Un giorno, tra alcuni fogli ritirati da quella redazione, trovai un pezzo battuto a macchina, probabilmente una Lettera 35.

“L’uomo guarda il cielo che si scurisce progressivamente. Il vento che soffia dal mare gli schiaffeggia il volto. È un vento che proviene dalle gelide tundre settentrionali, spazza le steppe esposte della grande pianura pannonica, sconvolge i brulli altopiani illirici e si incanala, acquistando velocità, nelle forre di roccia carsica. Un ultimo balzo e supera il mare, quel mare che è quasi un fiordo e che non ha la capacità di smorzare l’impeto di que­sta corsa, ma ne viene trascinato, sconfinando nelle lagune e nel­le foci dei fiumi che lo chiudono sull’altra costa e rappresentano la zona di frontiera, una specie di terra di nessuno che si interpo­ne fra il mare stesso e le altre terre, meno aspre, più temperate di quelle attraversate dal vento nella sua galoppata senza freni.
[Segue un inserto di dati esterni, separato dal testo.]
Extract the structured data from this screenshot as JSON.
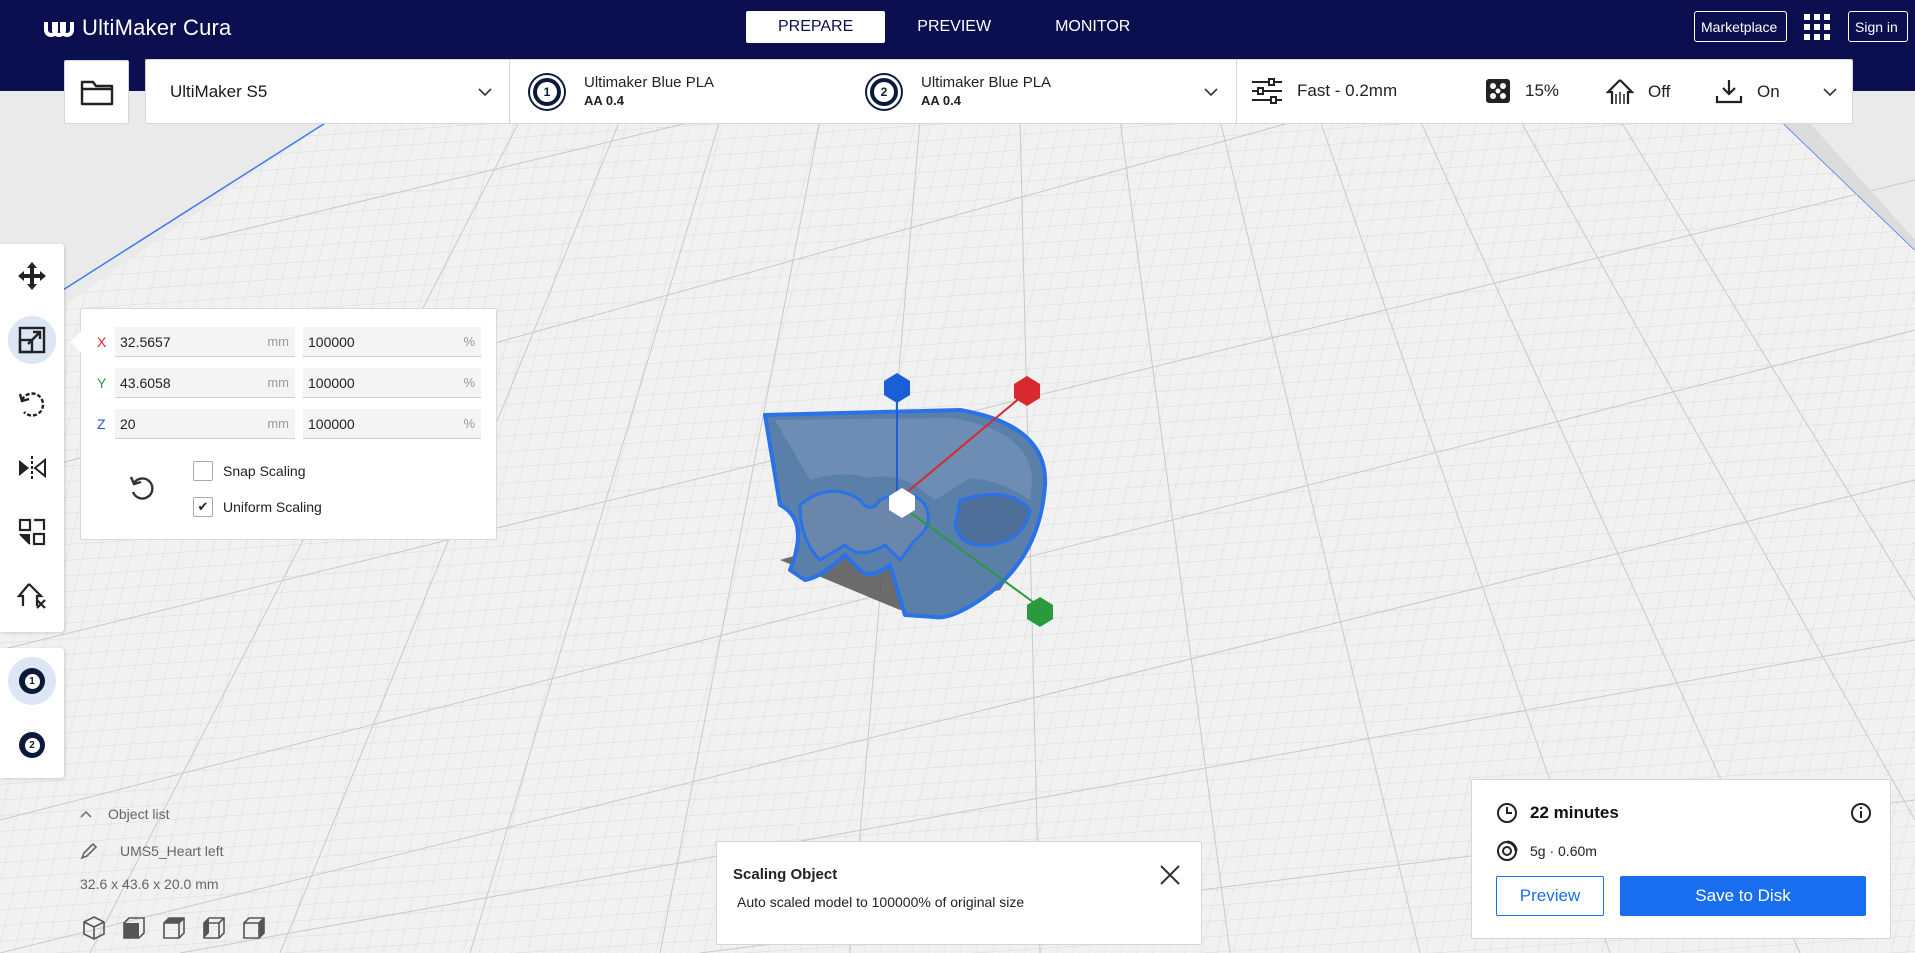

L’uomo accoglie il soffio impetuoso con soddisfazione, come si accoglie qualcuno che si attende da tempo e del cui arrivo non si è sicuri. Il cielo è ora completamente occupato da nuvole dalle forme continuamente mutevoli, la marea inizia a risalire, sospingendo l’acqua, in sintonia con il vento, verso occidente, risalendo i canali, penetrando dentro la valle. Altra acqua comincia a cadere dal cielo e la luce, già debole, cede il posto a una sera cupa, preludio a una notte che non sarà rischiarata neppure dalla luna, ormai alla fine dell’ultimo quarto.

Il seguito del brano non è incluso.